One of my first stops was in the booth shared by Judy Ross Textiles and Michelle Varian, both New York–based designers who have their own lines. Judy’s work has long been a go-to for me in styling interiors. Her geometric rug and pillow designs have a way of freshening more traditional interiors or giving some textural or colorful warmth to more modern spaces.
Photos by Stacy Kunstel
Michelle, who also has a store in SoHo, keeps expanding her design reach, showing new pillows, wallpaper designs based on her drawings, and a line of beautiful copper and brass pendant lights that she’s having made in Sarajevo.
Brooklyn Glass, a glass studio that offers classes, has a wonderful line of colored-glass containers that would look fantastic as a grouping. Their lighting and neon work is also beautiful, and you can even take neon or glass-blowing classes.
I actually heard about DBO Home’s live-edge bureau before I even reached the Sharon, Connecticut, couple’s booth. Daniel Oates crafts the furnishings, which along with the bureau included a small daybed with steam-bent legs, while Dana Brandwein Oates makes each of the intricately detailed ceramic pieces.
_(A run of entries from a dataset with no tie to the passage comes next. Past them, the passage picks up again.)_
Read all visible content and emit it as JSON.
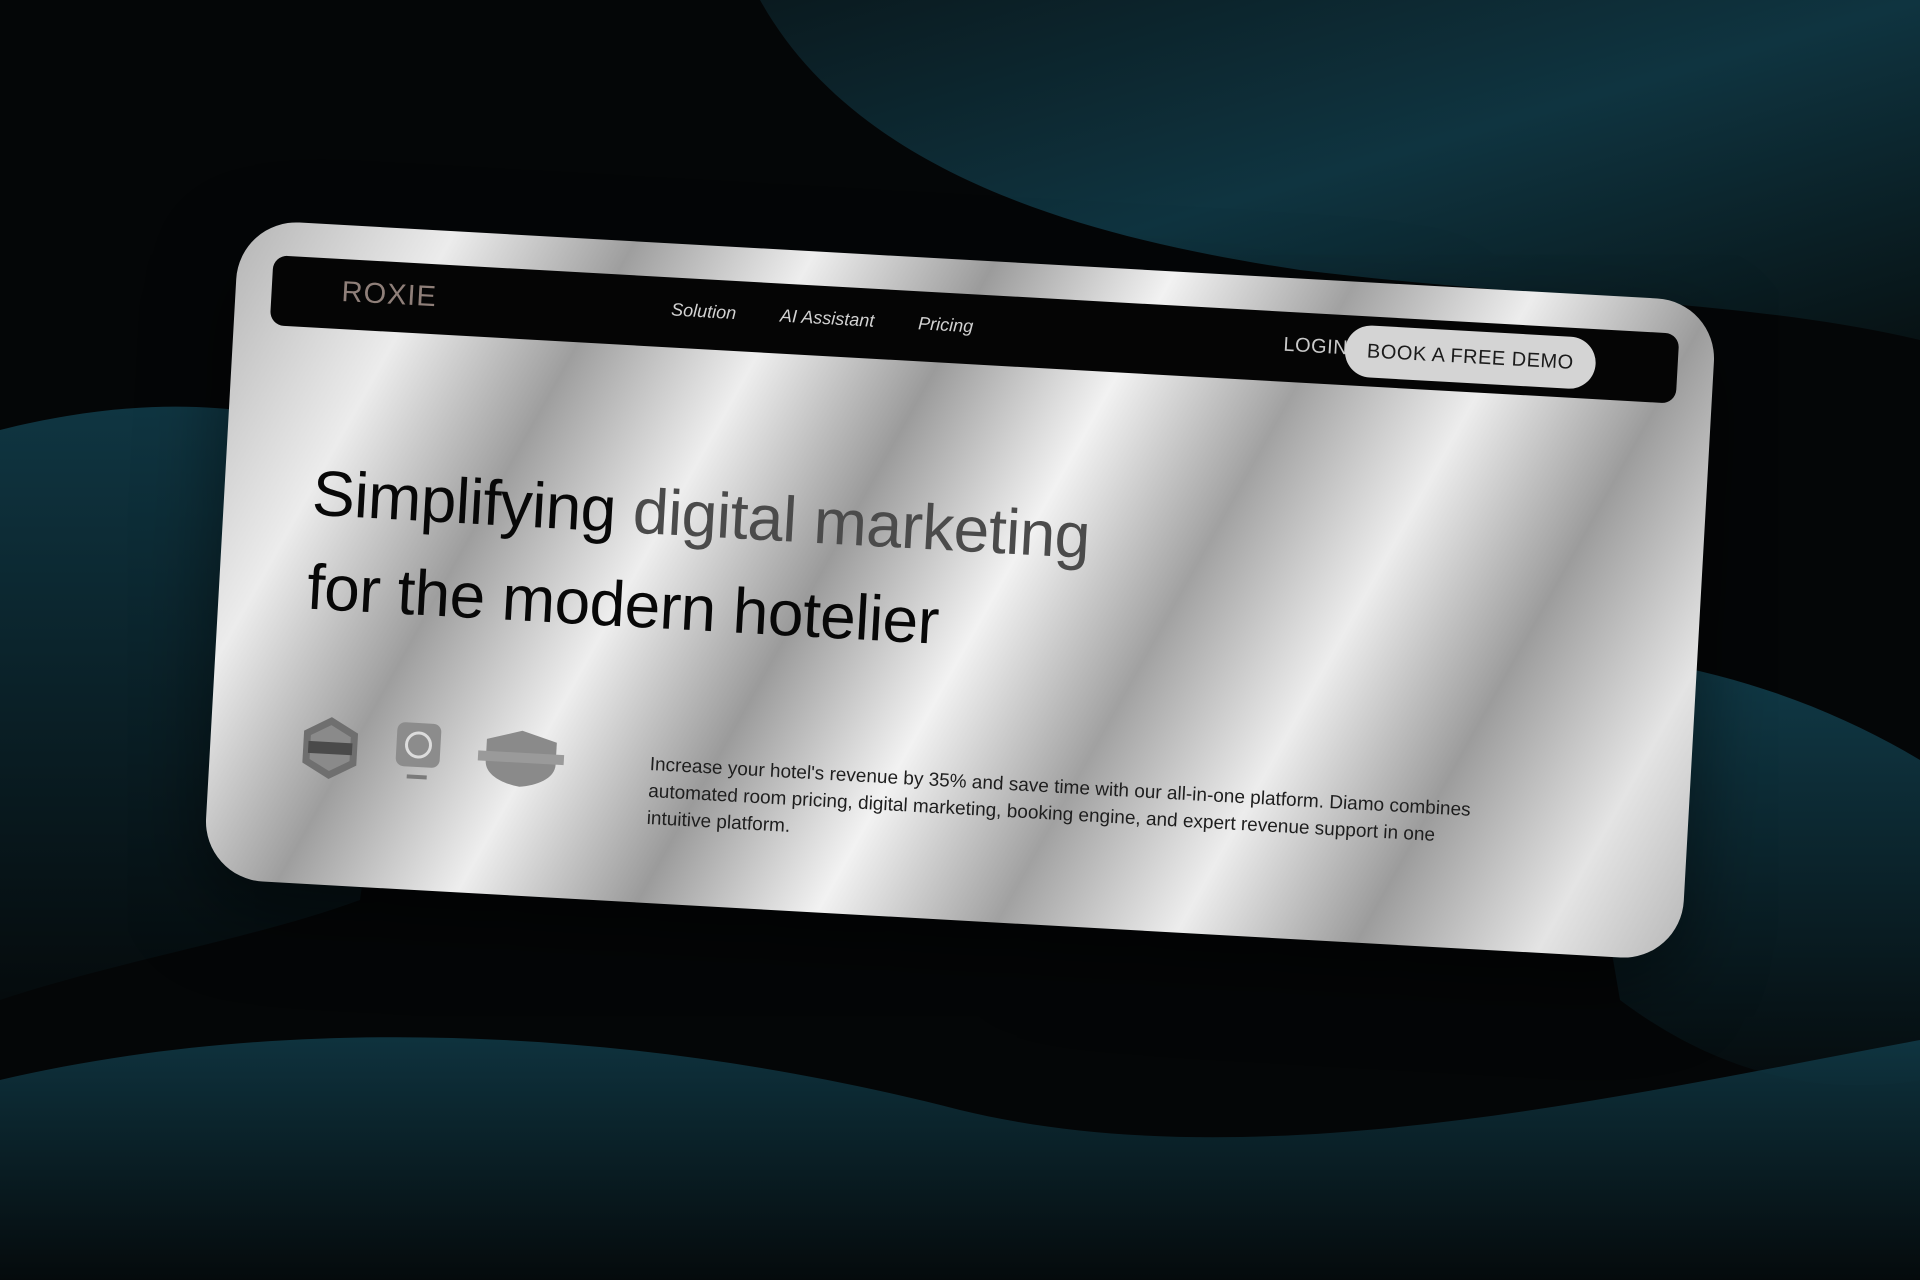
{
  "brand": {
    "logo_text": "ROXIE"
  },
  "nav": {
    "links": [
      {
        "label": "Solution"
      },
      {
        "label": "AI Assistant"
      },
      {
        "label": "Pricing"
      }
    ],
    "login_label": "LOGIN",
    "demo_label": "BOOK A FREE DEMO"
  },
  "hero": {
    "headline_part1": "Simplifying",
    "headline_part2": "digital marketing",
    "headline_line2": "for the modern hotelier",
    "description": "Increase your hotel's revenue by 35% and save time with our all-in-one platform. Diamo combines automated room pricing, digital marketing, booking engine, and expert revenue support in one intuitive platform."
  },
  "badges": [
    {
      "icon": "travel-tech-award-badge-icon"
    },
    {
      "icon": "hoteltechreport-badge-icon"
    },
    {
      "icon": "hotel-visionary-badge-icon"
    }
  ],
  "colors": {
    "background": "#040607",
    "accent_teal": "#0e3a45",
    "logo": "#8f7f79",
    "navbar": "#050505"
  }
}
Having a heart-warming story and a beautiful product line is such a winning combination. Beyt by 2b Design, based in Cambridge, Massachusetts, collects architectural remnants from conflict zones to create their lamps. The couple, Raja Moubarak and Benedicte de Vanssay de Blavous Moubarak, watched traditional homes around them being destroyed while living in Lebanon. Using these pieces is a way of preserving the past and creating opportunity for people in war-torn parts of the Middle East. They also have a shop in Cambridge.
Karkula, a Williamsburg-based store, features a number of designers’ works, and it was the whimsy of this particular lighting collection and these furnishings that caught my eye.